Alexandre Bissonnette arrive au palais de justice de Québec, le 21 février 2017

Une semaine avant le drame, Bissonnette était anxieux et instable

Alexandre Bissonnette avait dû retourner vivre chez ses parents, une semaine avant la tuerie, tellement il était anxieux et instable.

Maintenant qu’Alexandre Bissonnette a plaidé coupable et que le procès est annulé, les documents présentés par la police pour obtenir les mandats de perquisition sont maintenant complètement publics, à l’exception de certains éléments pour protéger des mineurs ou des tiers innocents.

Les déclarations faites par Raymond Bissonnette et Manon Marchand aux policiers ont ainsi été révélées mercredi.

En janvier 2017, Alexandre Bissonnette était suivi à la Clinique médicale Saint-Louis. Son médecin lui avait prescrit un nouveau médicament, l’APO-Paroxétine, utilisé notamment pour traiter les troubles anxieux.

Manon Marchand a confié aux policiers que son fils, étudiant en sciences politiques à l’Université Laval, se dit «en accord avec les propos du président Donald Trump à l’effet de bloquer toute immigration».

Appel au 9-1-1

La dénonciation nous en apprend un peu plus sur l’appel au 9-1-1 logé par Alexandre Bissonnette, moins de 30 minutes après la tuerie.

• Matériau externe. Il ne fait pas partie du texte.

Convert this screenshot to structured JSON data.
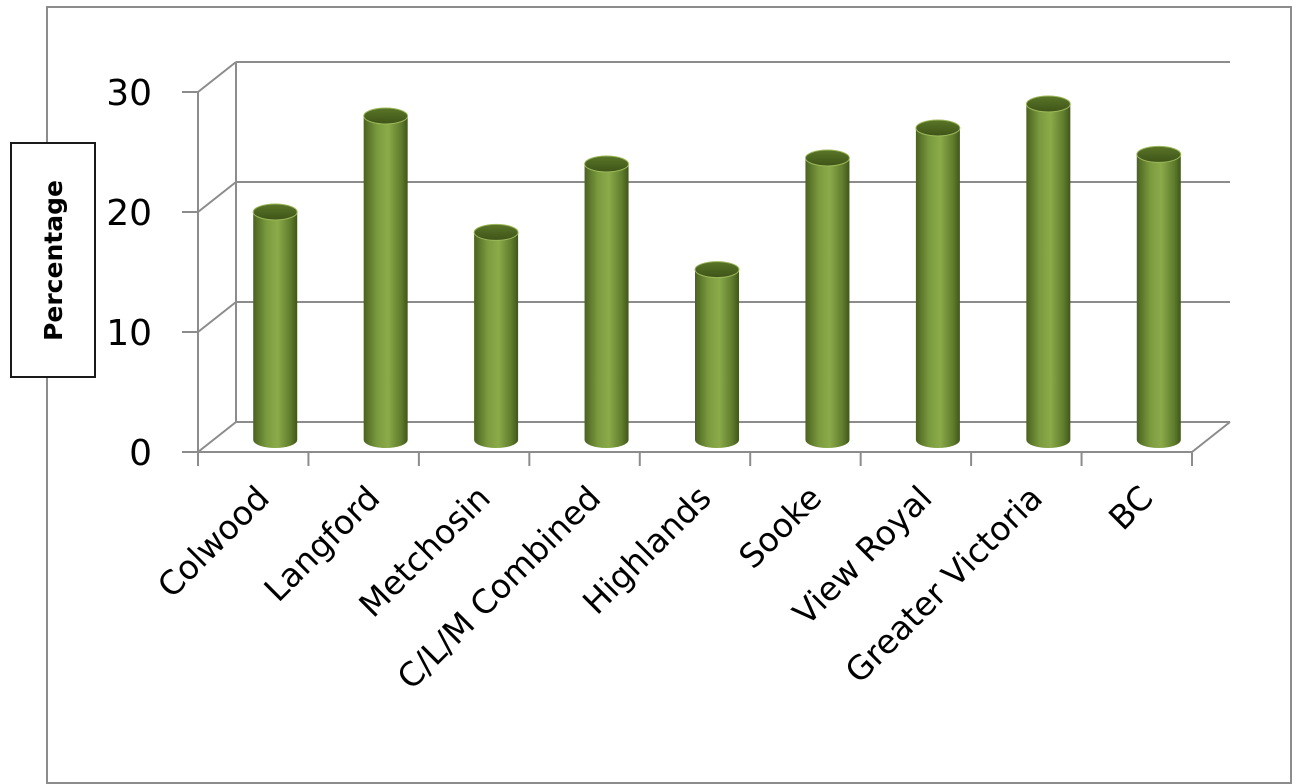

Le jeune homme s’est identifié clairement et a annoncé qu’il était le tireur recherché par la police. Il a stationné le véhicule Mitsubishi gris de son père en bordure de l’autoroute Félix-Leclerc, non loin du pont de l’île d’Orléans, avec les feux d’urgence en fonction, et demande qu’on vienne le chercher. Il pleure et dit qu’il va aller marcher dans le bois et se tirer une balle dans la tête. Le jeune homme ajoute qu’il avait deux fusils, mais qu’il ne se rappelle de rien. Alexandre Bissonnette assure qu’il va coopérer à 100 %. Il est tanné et veut que les policiers interviennent.